Partout au Danemark, les taxis sont équipés de supports à vélos. Ces derniers sont d'ailleurs les bienvenus dans tous les moyens de transport en commun… même pendant les heures de pointe. Quant aux ateliers de réparations pour bicyclettes, ils sont aussi communs que nos dépanneurs!

Dans les autres pays scandinaves, pour éviter les problèmes de cohabitation entre automobilistes et cyclistes, la plupart des grandes villes déneigent leurs pistes cyclables l'hiver.

(Sources : Le Guide du routard 2001-2002, Le Monde à bicyclette, Groupement des autorités responsables de transport, Vélo Québec.)


[… mais en Asie, il perd du terrain]

L'image traditionnelle de l'Asie sur deux roues a pris un sérieux coup de vieux ces dernières années. Jadis moyen de transport privilégié d'une grande partie des citadins asiatiques - entre autres pour des raisons économiques -, le vélo cède de plus en plus la place à l'automobile dans la plupart des grandes villes chinoises, japonaises ou coréennes.

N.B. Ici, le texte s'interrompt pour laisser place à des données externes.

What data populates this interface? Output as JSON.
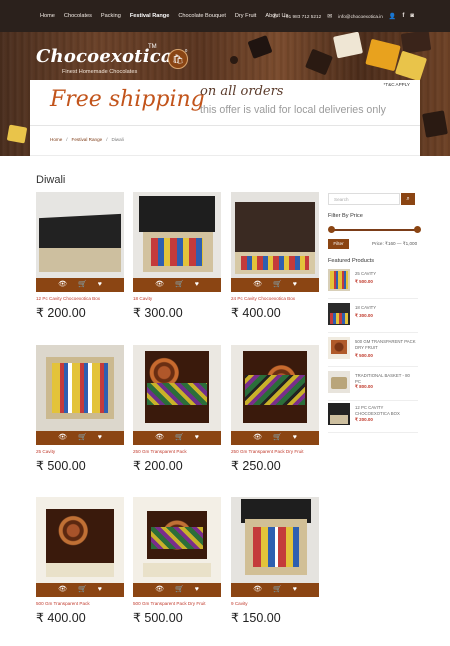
{
  "nav": {
    "links": [
      "Home",
      "Chocolates",
      "Packing",
      "Festival Range",
      "Chocolate Bouquet",
      "Dry Fruit",
      "About Us"
    ],
    "active_index": 3,
    "phone": "+91 983 712 5212",
    "email": "info@chocoexotica.in"
  },
  "brand": {
    "name": "Chocoexotica",
    "tm": "TM",
    "tagline": "Finest Homemade Chocolates",
    "cart_count": "0"
  },
  "banner": {
    "headline": "Free shipping",
    "sub": "on all orders",
    "note": "this offer is valid for local deliveries only",
    "tc": "*T&C APPLY"
  },
  "breadcrumb": [
    "Home",
    "Festival Range",
    "Diwali"
  ],
  "page_title": "Diwali",
  "products": [
    {
      "name": "12 Pc Cavity Chocoexotica Box",
      "price": "₹ 200.00"
    },
    {
      "name": "18 Cavity",
      "price": "₹ 300.00"
    },
    {
      "name": "24 Pc Cavity Chocoexotica Box",
      "price": "₹ 400.00"
    },
    {
      "name": "25 Cavity",
      "price": "₹ 500.00"
    },
    {
      "name": "250 Gm Transparent Pack",
      "price": "₹ 200.00"
    },
    {
      "name": "250 Gm Transparent Pack Dry Fruit",
      "price": "₹ 250.00"
    },
    {
      "name": "500 Gm Transparent Pack",
      "price": "₹ 400.00"
    },
    {
      "name": "500 Gm Transparent Pack Dry Fruit",
      "price": "₹ 500.00"
    },
    {
      "name": "9 Cavity",
      "price": "₹ 150.00"
    }
  ],
  "sidebar": {
    "search_placeholder": "Search",
    "filter_title": "Filter By Price",
    "filter_button": "Filter",
    "price_range": "Price: ₹160 — ₹1,000",
    "featured_title": "Featured Products",
    "featured": [
      {
        "name": "25 CAVITY",
        "price": "₹ 500.00"
      },
      {
        "name": "18 CAVITY",
        "price": "₹ 300.00"
      },
      {
        "name": "500 GM TRANSPARENT PACK DRY FRUIT",
        "price": "₹ 500.00"
      },
      {
        "name": "TRADITIONAL BASKET - 80 PC",
        "price": "₹ 800.00"
      },
      {
        "name": "12 PC CAVITY CHOCOEXOTICA BOX",
        "price": "₹ 200.00"
      }
    ]
  },
  "colors": {
    "brand_brown": "#8b4513",
    "price_red": "#c0392b",
    "banner_orange": "#c2541b"
  }
}
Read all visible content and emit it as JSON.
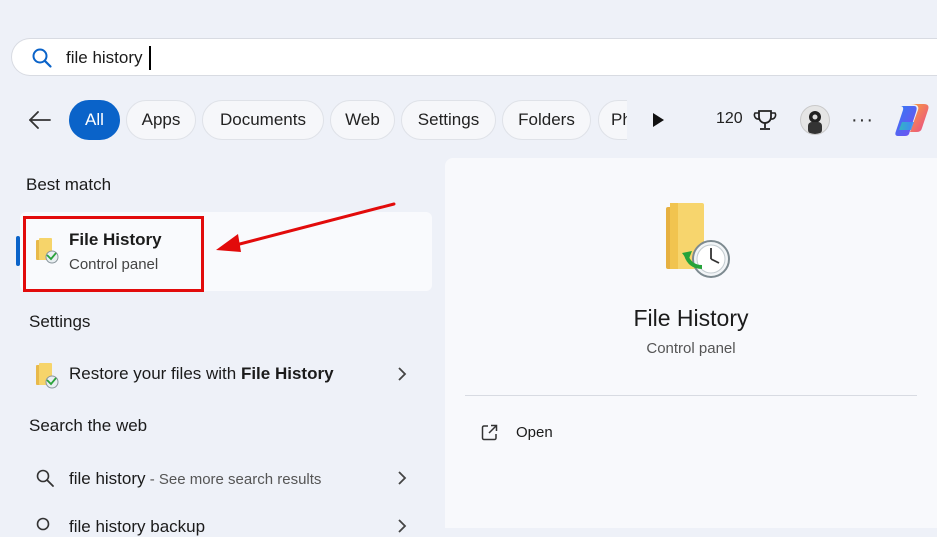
{
  "search": {
    "value": "file history",
    "icon": "search-icon"
  },
  "filters": {
    "back_icon": "back-arrow-icon",
    "chips": [
      {
        "label": "All",
        "active": true
      },
      {
        "label": "Apps"
      },
      {
        "label": "Documents"
      },
      {
        "label": "Web"
      },
      {
        "label": "Settings"
      },
      {
        "label": "Folders"
      },
      {
        "label": "Ph"
      }
    ],
    "play_icon": "play-icon",
    "points": "120",
    "trophy_icon": "trophy-icon",
    "more_label": "···",
    "copilot_icon": "copilot-icon"
  },
  "best_match": {
    "heading": "Best match",
    "title": "File History",
    "subtitle": "Control panel"
  },
  "settings": {
    "heading": "Settings",
    "item_prefix": "Restore your files with ",
    "item_bold": "File History"
  },
  "web": {
    "heading": "Search the web",
    "query": "file history",
    "suffix": " - See more search results",
    "next_query": "file history backup"
  },
  "preview": {
    "title": "File History",
    "subtitle": "Control panel",
    "open_label": "Open"
  },
  "colors": {
    "accent": "#0a63c9",
    "highlight": "#e20b0b",
    "background": "#eef1f8"
  }
}
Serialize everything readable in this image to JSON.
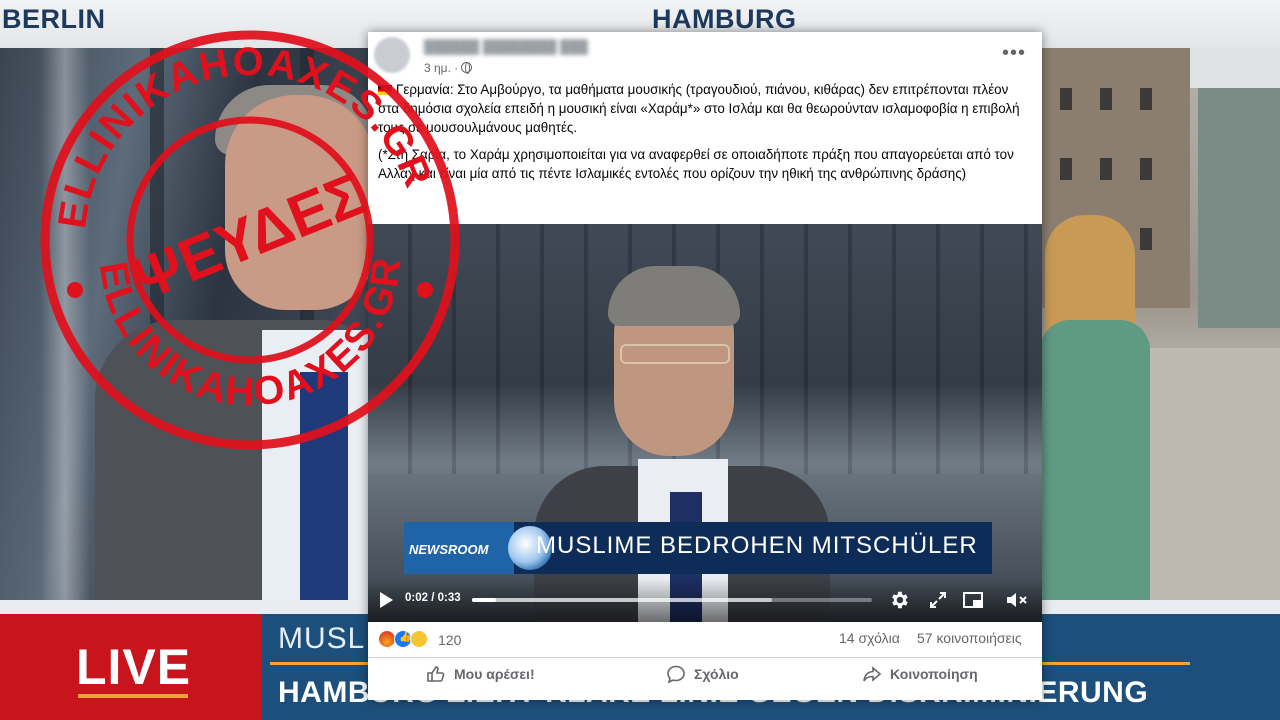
{
  "background": {
    "city_left": "BERLIN",
    "city_right": "HAMBURG",
    "live_label": "LIVE",
    "ticker_headline_top": "MUSL",
    "ticker_headline_bottom": "HAMBURG ZIEHT KLARE LINIE GEGEN DISKRIMINIERUNG"
  },
  "stamp": {
    "ring_text_top": "ELLINIKAHOAXES.GR",
    "ring_text_bottom": "ELLINIKAHOAXES.GR",
    "center_text": "ΨΕΥΔΕΣ",
    "color": "#e0101c"
  },
  "post": {
    "time": "3 ημ.",
    "paragraphs": [
      "Γερμανία: Στο Αμβούργο, τα μαθήματα μουσικής (τραγουδιού, πιάνου, κιθάρας) δεν επιτρέπονται πλέον στα δημόσια σχολεία επειδή η μουσική είναι «Χαράμ*» στο Ισλάμ και θα θεωρούνταν ισλαμοφοβία η επιβολή τους σε μουσουλμάνους μαθητές.",
      "(*Στη Σαρία, το Χαράμ χρησιμοποιείται για να αναφερθεί σε οποιαδήποτε πράξη που απαγορεύεται από τον Αλλάχ και είναι μία από τις πέντε Ισλαμικές εντολές που ορίζουν την ηθική της ανθρώπινης δράσης)"
    ],
    "video": {
      "newsroom_label": "NEWSROOM",
      "ticker_text": "MUSLIME BEDROHEN MITSCHÜLER",
      "time_readout": "0:02 / 0:33",
      "progress_fraction": 0.06,
      "buffer_fraction": 0.75
    },
    "reactions_count": "120",
    "comments_count": "14 σχόλια",
    "shares_count": "57 κοινοποιήσεις",
    "actions": {
      "like": "Μου αρέσει!",
      "comment": "Σχόλιο",
      "share": "Κοινοποίηση"
    }
  }
}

Les politiques de transport axées sur les déplacements en voiture ainsi que l'essor de l'urbanisation expliquent en partie ce phénomène.

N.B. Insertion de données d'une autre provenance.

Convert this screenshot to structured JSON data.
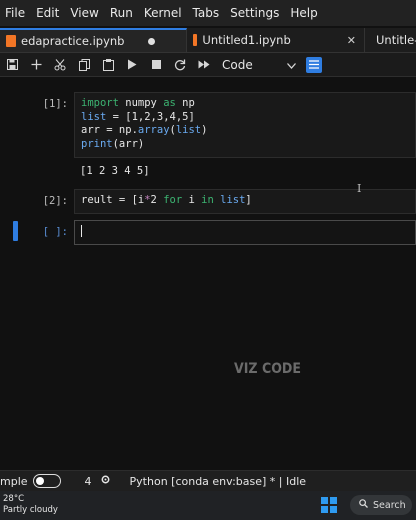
{
  "menu": [
    "File",
    "Edit",
    "View",
    "Run",
    "Kernel",
    "Tabs",
    "Settings",
    "Help"
  ],
  "tabs": [
    {
      "label": "edapractice.ipynb",
      "state": "unsaved"
    },
    {
      "label": "Untitled1.ipynb",
      "state": "close"
    },
    {
      "label": "Untitle-"
    }
  ],
  "toolbar": {
    "icons": [
      "save-icon",
      "add-icon",
      "cut-icon",
      "copy-icon",
      "paste-icon",
      "run-icon",
      "stop-icon",
      "restart-icon",
      "fast-forward-icon"
    ],
    "cell_type": "Code"
  },
  "cells": [
    {
      "prompt": "[1]:",
      "code_lines": [
        "import numpy as np",
        "list = [1,2,3,4,5]",
        "arr = np.array(list)",
        "print(arr)"
      ],
      "output": "[1 2 3 4 5]"
    },
    {
      "prompt": "[2]:",
      "code_lines": [
        "reult = [i*2 for i in list]"
      ]
    },
    {
      "prompt": "[ ]:",
      "code_lines": [
        ""
      ]
    }
  ],
  "watermark": "VIZ CODE",
  "status": {
    "mode_label": "mple",
    "count": "4",
    "kernel": "Python [conda env:base] * | Idle"
  },
  "taskbar": {
    "temperature": "28°C",
    "weather": "Partly cloudy",
    "search": "Search"
  },
  "colors": {
    "accent": "#2f7de1",
    "keyword": "#3cb371",
    "function": "#6aaaf0"
  }
}
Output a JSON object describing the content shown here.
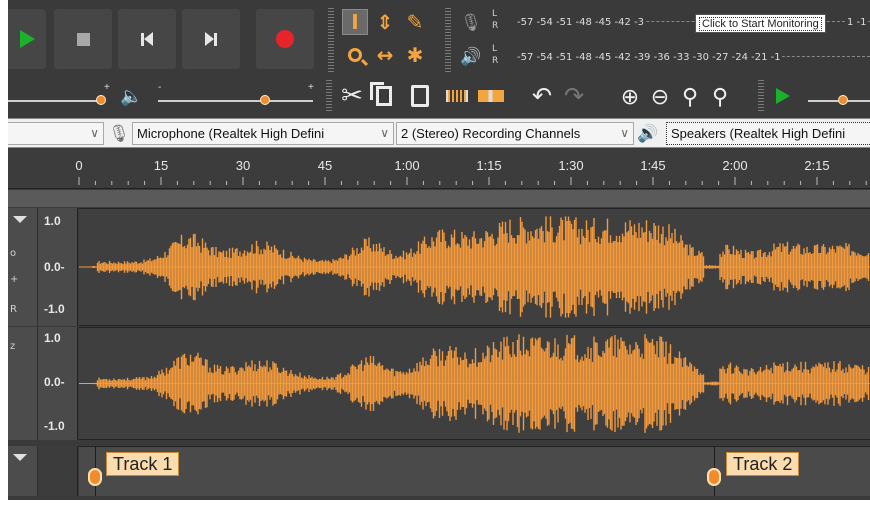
{
  "window": {
    "title": "",
    "colors": {
      "background": "#3a3a3a",
      "accent": "#f28b2c",
      "waveform": "#f39a3c",
      "record": "#e8242b",
      "play": "#1cb12a"
    }
  },
  "transport": {
    "buttons": [
      {
        "name": "play",
        "icon": "play-icon"
      },
      {
        "name": "stop",
        "icon": "stop-icon"
      },
      {
        "name": "skip-to-start",
        "icon": "skip-start-icon"
      },
      {
        "name": "skip-to-end",
        "icon": "skip-end-icon"
      },
      {
        "name": "record",
        "icon": "record-icon"
      }
    ]
  },
  "tools": {
    "selection": "I",
    "envelope": "⇕",
    "draw": "✎",
    "zoom": "🔍",
    "time_shift": "↔",
    "multi": "✱"
  },
  "meters": {
    "record_label_l": "L",
    "record_label_r": "R",
    "play_label_l": "L",
    "play_label_r": "R",
    "record_scale": "-57 -54 -51 -48 -45 -42 -3",
    "record_scale_tail": "1 -1",
    "play_scale": "-57 -54 -51 -48 -45 -42 -39 -36 -33 -30 -27 -24 -21 -1",
    "monitor_tooltip": "Click to Start Monitoring"
  },
  "mixer": {
    "recording_volume_level": 0.8,
    "playback_volume_level": 0.75,
    "minus": "-",
    "plus": "+"
  },
  "devices": {
    "host": "",
    "recording_device": "Microphone (Realtek High Defini",
    "channels": "2 (Stereo) Recording Channels",
    "playback_device": "Speakers (Realtek High Defini"
  },
  "ruler": {
    "ticks": [
      "0",
      "15",
      "30",
      "45",
      "1:00",
      "1:15",
      "1:30",
      "1:45",
      "2:00",
      "2:15"
    ]
  },
  "tracks": {
    "channel_top": {
      "max": "1.0",
      "mid": "0.0-",
      "min": "-1.0"
    },
    "channel_bottom": {
      "max": "1.0",
      "mid": "0.0-",
      "min": "-1.0"
    }
  },
  "labels": {
    "track1": "Track 1",
    "track2": "Track 2"
  }
}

(Sources : International Bicycle Fund, Center for Renewable Energy and Sustainable Technology.)


[L'arbre à vélos]

De drôles de fruits poussent dans certains arbres de Genève : des vélos! Inventé en 1995 par un chercheur en médecine qui avait un soir retrouvé son vélo sans selle et sans roue avant, l'arbre-parking permet aux cyclistes de garer leur bécane à cinq mètres du sol, à l'abri de la pluie et des voleurs. L'arbre, qui fonctionne à l'énergie solaire, sert aussi de système de distribution de vélos de location. Après avoir glissé sa carte magnétique pour effectuer son paiement, l'usager de la consigne peut faire descendre un vélo de location ou hisser son propre vélo au moyen de crochets liés à un système de rails verticaux. Inviolable!